In looking at what particular job categories grew the most, Schwartz discovered that computer analysts and budget analysts had the highest rates of growth: "Computer Programming & Analysis - from 2,084 to 4,325 for an increase of 108% and Administrative, Budget/Personnel Analysis from 4,692 to 10,793 for an increase of 130%." It is interesting to note that this growing class of administrators represents people whose primary job is to produce and analyze data for other administrators. In fact, Schwartz argues that one way of explaining why administrators multiply like rabbits is to show how top managers increase their power and control by hiring more people to work under them: "administrators and executives tend to make work for each other, and that because executives prefer to have subordinates rather than rivals, they create and perpetuate bureaucracies in which power is defined by the number of subordinates." The problem then is not only that the number of top administrators continues to grow; rather, administrators increase their power and influence by hiring people to work for them.

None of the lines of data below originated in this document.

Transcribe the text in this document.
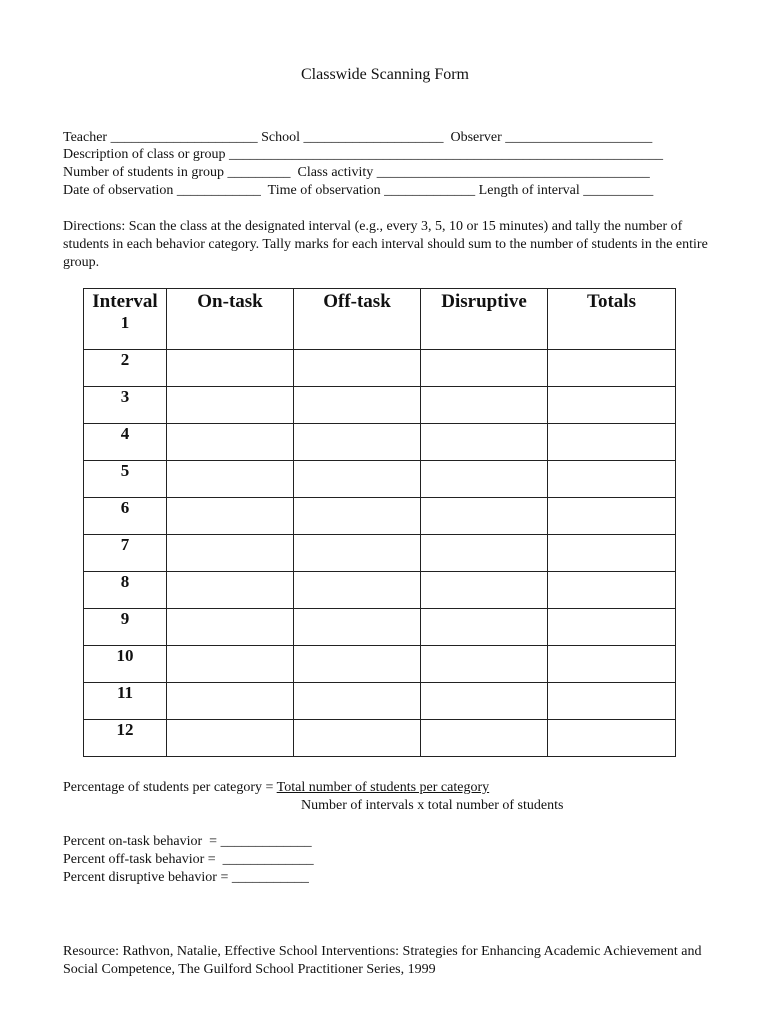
Classwide Scanning Form
Teacher _____________________ School ____________________  Observer _____________________
Description of class or group ______________________________________________________________
Number of students in group _________  Class activity _______________________________________
Date of observation ____________  Time of observation _____________ Length of interval __________
Directions: Scan the class at the designated interval (e.g., every 3, 5, 10 or 15 minutes) and tally the number of students in each behavior category. Tally marks for each interval should sum to the number of students in the entire group.
Interval	On-task	Off-task	Disruptive	Totals
1				
2				
3				
4				
5				
6				
7				
8				
9				
10				
11				
12				
Percentage of students per category = Total number of students per category
Number of intervals x total number of students
Percent on-task behavior  = _____________
Percent off-task behavior =  _____________
Percent disruptive behavior = ___________
Resource: Rathvon, Natalie, Effective School Interventions: Strategies for Enhancing Academic Achievement and Social Competence, The Guilford School Practitioner Series, 1999
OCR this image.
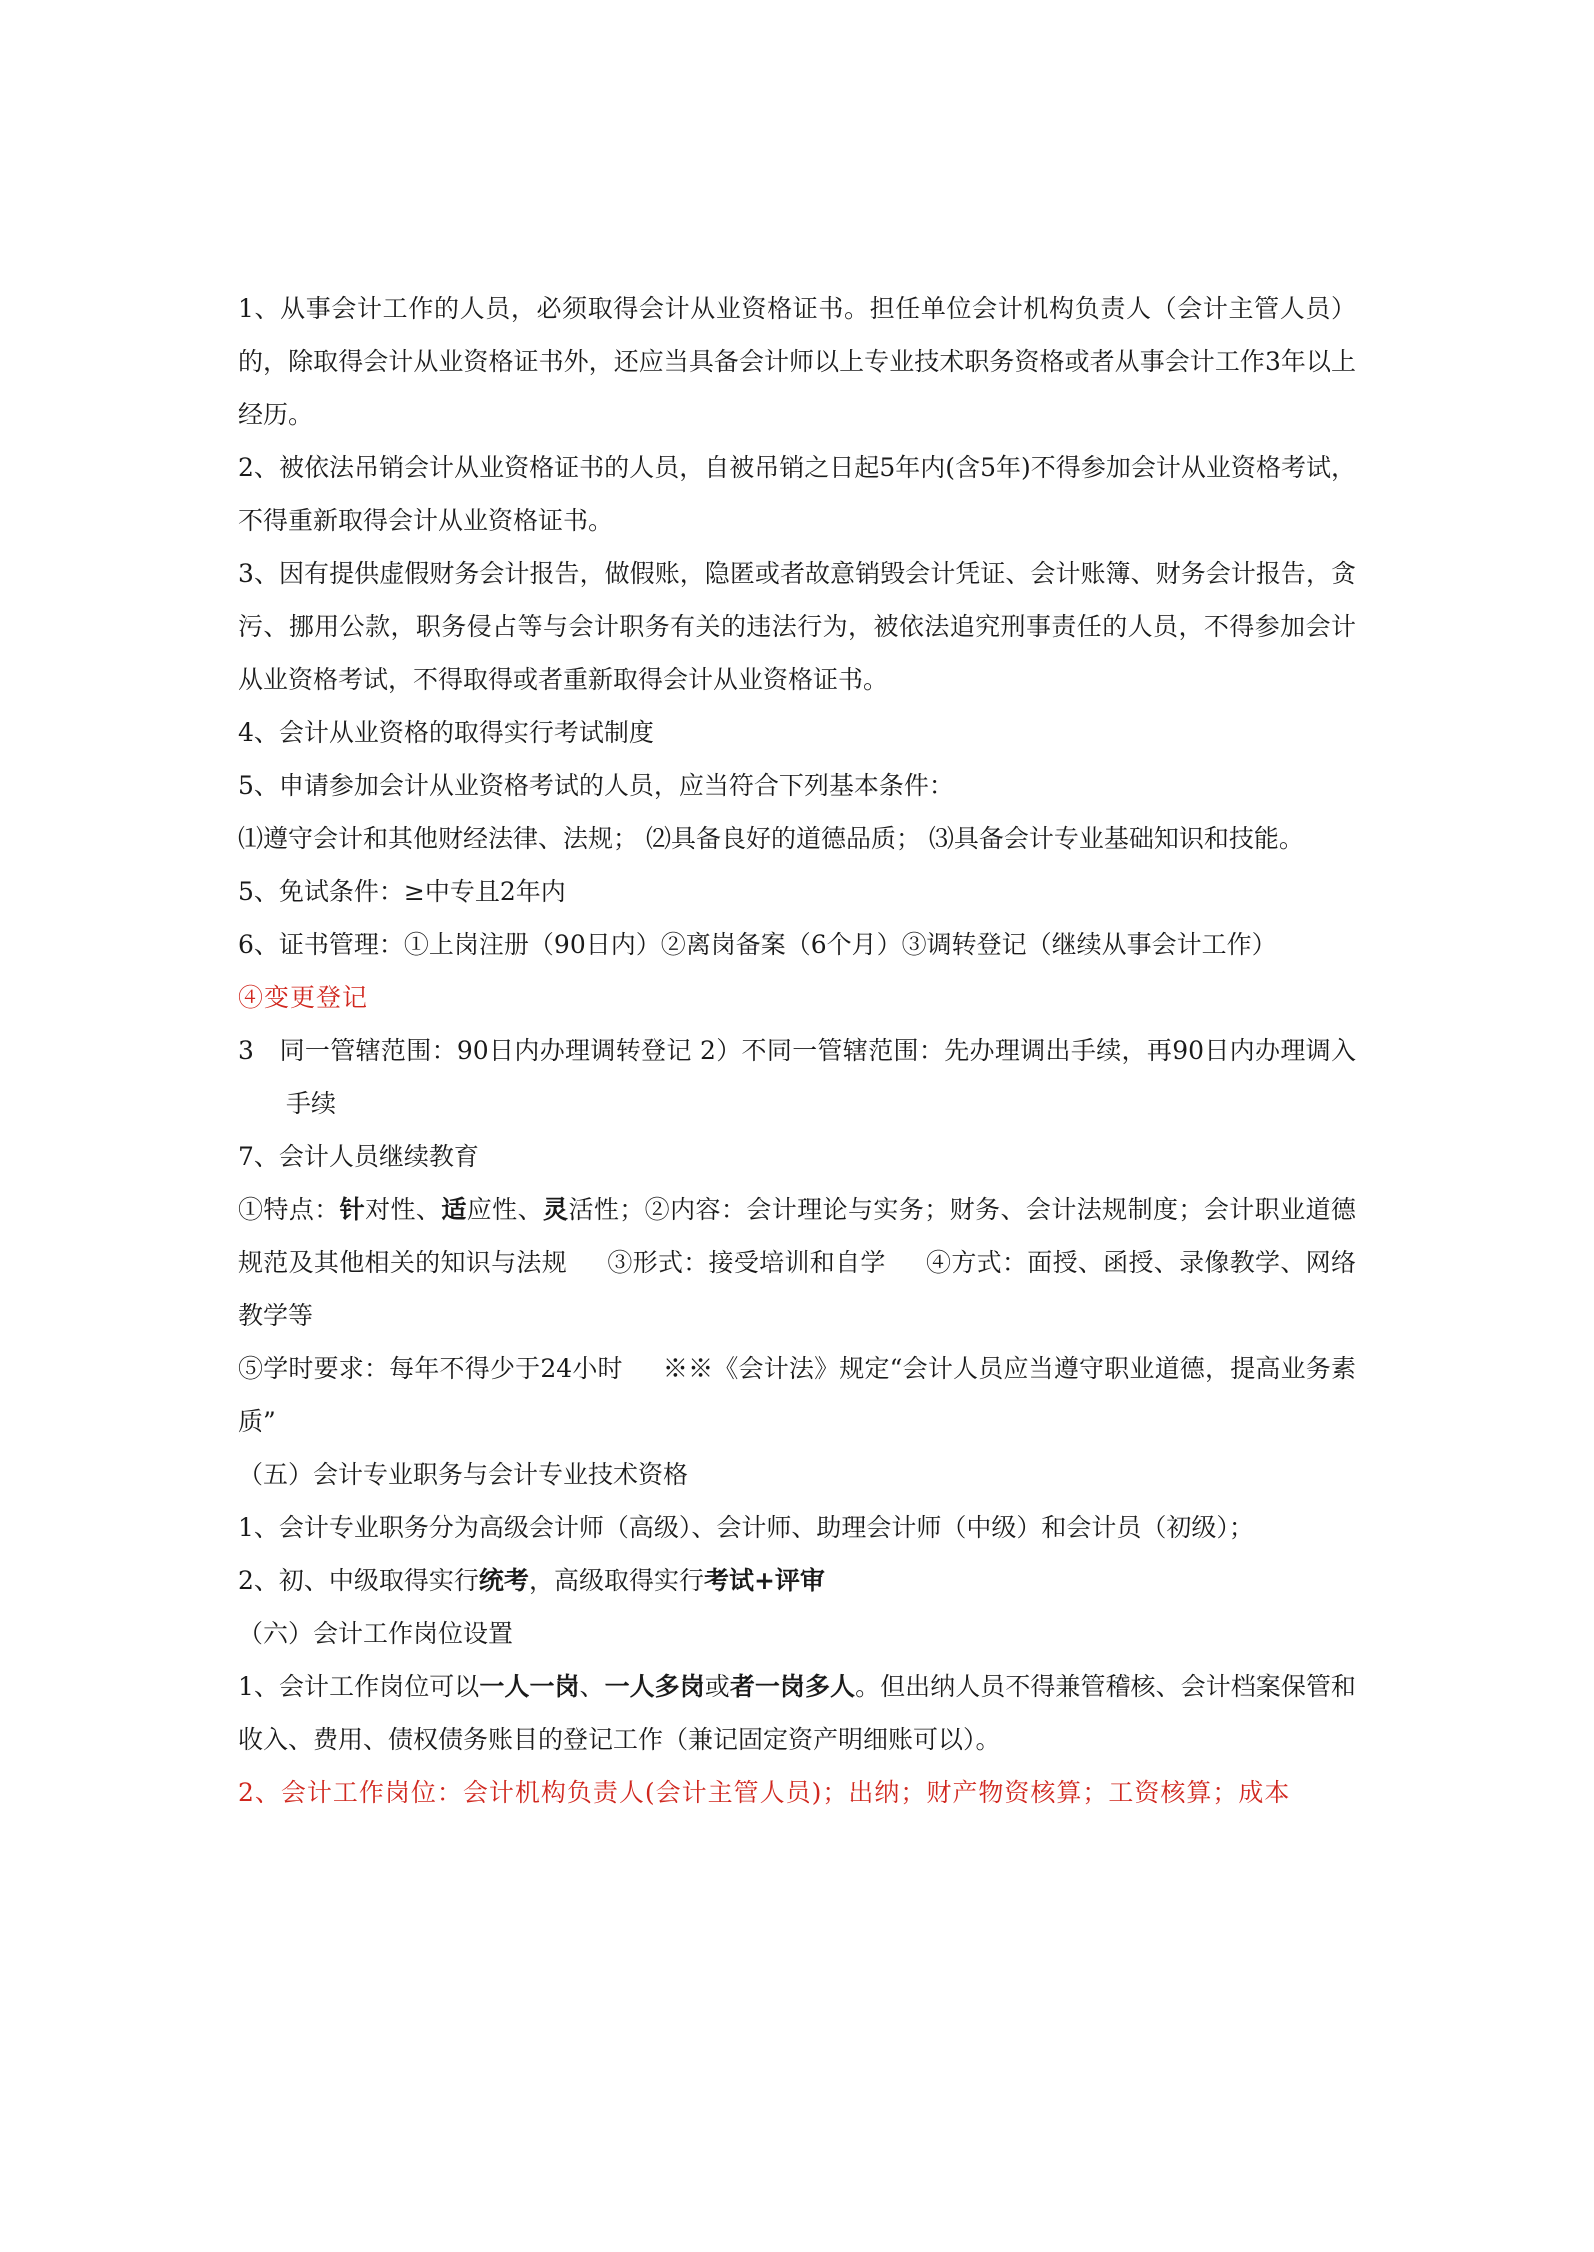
1、从事会计工作的人员，必须取得会计从业资格证书。担任单位会计机构负责人（会计主管人员）的，除取得会计从业资格证书外，还应当具备会计师以上专业技术职务资格或者从事会计工作3年以上经历。

2、被依法吊销会计从业资格证书的人员，自被吊销之日起5年内(含5年)不得参加会计从业资格考试，不得重新取得会计从业资格证书。

3、因有提供虚假财务会计报告，做假账，隐匿或者故意销毁会计凭证、会计账簿、财务会计报告，贪污、挪用公款，职务侵占等与会计职务有关的违法行为，被依法追究刑事责任的人员，不得参加会计从业资格考试，不得取得或者重新取得会计从业资格证书。

4、会计从业资格的取得实行考试制度

5、申请参加会计从业资格考试的人员，应当符合下列基本条件：

⑴遵守会计和其他财经法律、法规； ⑵具备良好的道德品质； ⑶具备会计专业基础知识和技能。

5、免试条件：≥中专且2年内

6、证书管理：①上岗注册（90日内）②离岗备案（6个月）③调转登记（继续从事会计工作）

④变更登记

3　同一管辖范围：90日内办理调转登记 2）不同一管辖范围：先办理调出手续，再90日内办理调入手续

7、会计人员继续教育

①特点：针对性、适应性、灵活性；②内容：会计理论与实务；财务、会计法规制度；会计职业道德规范及其他相关的知识与法规 ③形式：接受培训和自学 ④方式：面授、函授、录像教学、网络教学等

⑤学时要求：每年不得少于24小时 ※※《会计法》规定“会计人员应当遵守职业道德，提高业务素质”

（五）会计专业职务与会计专业技术资格

1、会计专业职务分为高级会计师（高级）、会计师、助理会计师（中级）和会计员（初级）；

2、初、中级取得实行统考，高级取得实行考试+评审

（六）会计工作岗位设置

1、会计工作岗位可以一人一岗、一人多岗或者一岗多人。但出纳人员不得兼管稽核、会计档案保管和收入、费用、债权债务账目的登记工作（兼记固定资产明细账可以）。

2、会计工作岗位：会计机构负责人(会计主管人员)；出纳；财产物资核算；工资核算；成本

Of course, it would be easy to reply that universities have become so complex and diversified that you need an army of bureaucrats to make sure that everyone is following state and federal laws and all books are being balanced. Schwartz's response to this claim is to show that while the total number of employees increased 38% during the 1996-2006 period, the rate of growth of middle management often increased by over 100%; therefore, it is hard to imagine why the university suddenly needed so many more analysts to provide information and data to upper management. Furthermore, the increase in bureaucrats often reduces the knowledge of each employee, while it expands the number of workers who have no connection to instruction. In other terms, the increased expense of administration not only takes money away from the instructional and research budgets, but it also gives power to people who have no connection to education.

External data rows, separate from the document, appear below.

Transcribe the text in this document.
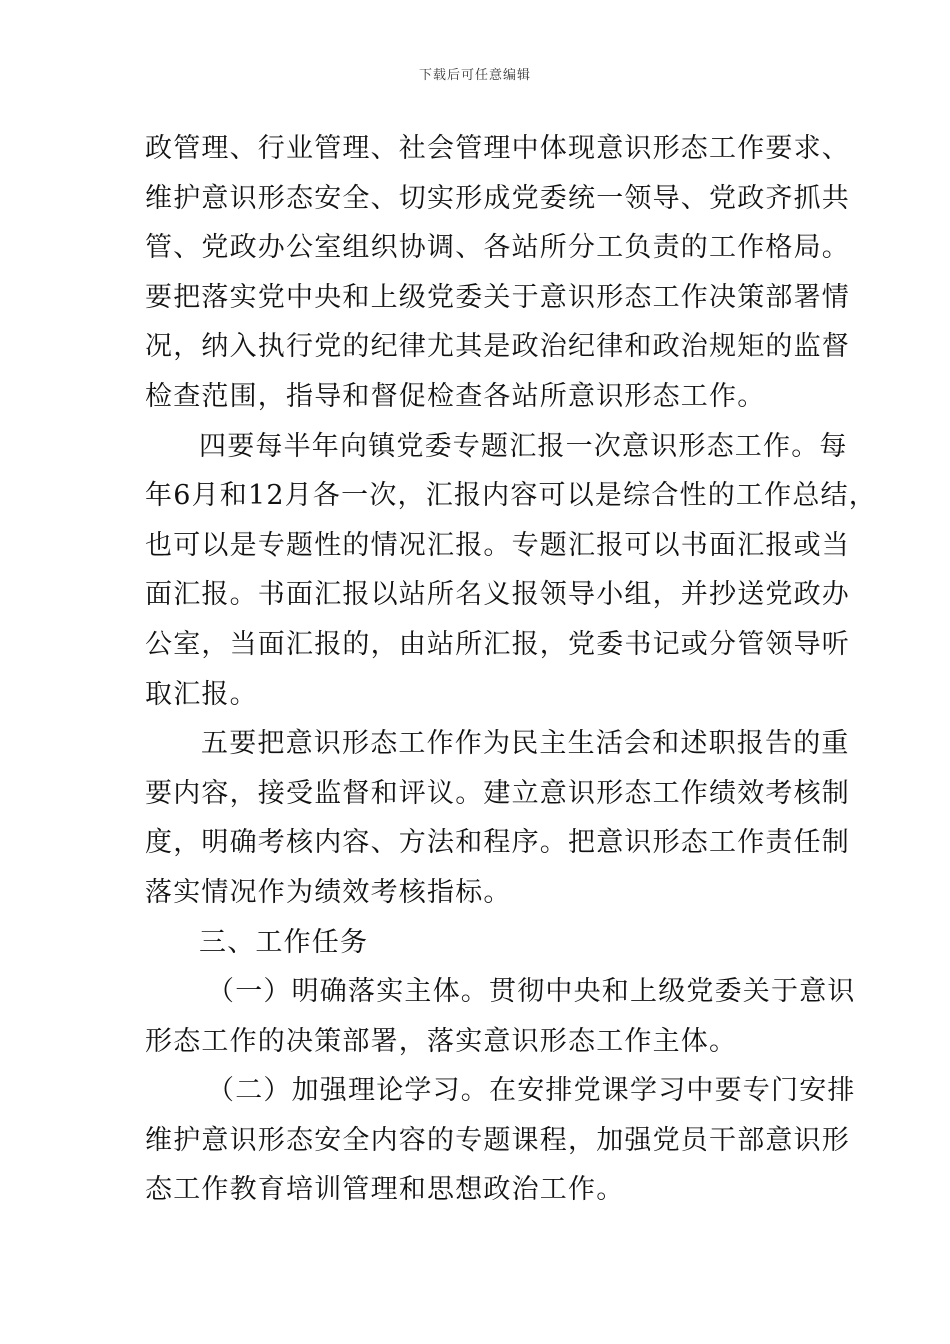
下载后可任意编辑
政管理、行业管理、社会管理中体现意识形态工作要求、
维护意识形态安全、切实形成党委统一领导、党政齐抓共
管、党政办公室组织协调、各站所分工负责的工作格局。
要把落实党中央和上级党委关于意识形态工作决策部署情
况，纳入执行党的纪律尤其是政治纪律和政治规矩的监督
检查范围，指导和督促检查各站所意识形态工作。
四要每半年向镇党委专题汇报一次意识形态工作。每
年6月和12月各一次，汇报内容可以是综合性的工作总结，
也可以是专题性的情况汇报。专题汇报可以书面汇报或当
面汇报。书面汇报以站所名义报领导小组，并抄送党政办
公室，当面汇报的，由站所汇报，党委书记或分管领导听
取汇报。
五要把意识形态工作作为民主生活会和述职报告的重
要内容，接受监督和评议。建立意识形态工作绩效考核制
度，明确考核内容、方法和程序。把意识形态工作责任制
落实情况作为绩效考核指标。
三、工作任务
（一）明确落实主体。贯彻中央和上级党委关于意识
形态工作的决策部署，落实意识形态工作主体。
（二）加强理论学习。在安排党课学习中要专门安排
维护意识形态安全内容的专题课程，加强党员干部意识形
态工作教育培训管理和思想政治工作。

Budgets Represent Priorities
Like many other research universities, the University of California spends more than half of its budget on compensation, and that does not even include health benefits or pension contributions. Since so much of the revenue of universities goes into compensation, a good way of understanding how a university functions is to see how it determines pay; furthermore, we can read budgets as a set of implicit priorities, and as my salary analysis above shows, the UC system emphasizes professional schools and administration over instruction. In fact, virtually none of the top three thousand earners in the UC system have anything to do with undergraduate instruction, and so it should be no surprise to anyone if the institution only gives lip services to providing quality undergraduate education.

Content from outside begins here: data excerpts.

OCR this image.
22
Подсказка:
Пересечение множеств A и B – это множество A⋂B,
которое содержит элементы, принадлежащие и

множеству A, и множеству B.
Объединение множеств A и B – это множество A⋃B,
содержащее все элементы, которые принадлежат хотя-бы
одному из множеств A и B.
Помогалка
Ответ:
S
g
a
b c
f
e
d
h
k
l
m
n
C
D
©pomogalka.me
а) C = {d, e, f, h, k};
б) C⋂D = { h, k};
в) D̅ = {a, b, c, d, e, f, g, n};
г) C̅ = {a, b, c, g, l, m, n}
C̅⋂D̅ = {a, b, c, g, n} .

Ironically, many of the budgetary forces in the university work to drive up tuition costs and lower educational quality, and most of the reasons for this strange combination have to do with compensation. Like the rest of America, universities have moved to a system where profits are privatized and costs are socialized; in this structure, the poor end up subsidizing the wealthy as income gets concentrated at the top. Not only do middle-class students subsidize the financial aid of the wealthiest students, but the lowest paid faculty subsidize the low workload and high pay of the top faculty, coaches, and administrators.

By understanding this budgetary system in higher education, we also begin to understand other institutions in American, like the healthcare system. Just as in the case of higher ed, all of the forces in the healthcare system work to lower quality and raise the cost, and in both cases, the key to changing the system is to rein in the compensation of the people at the top. Of course this type of change is the hardest thing to do because all of the people who make the most money are also the people in control.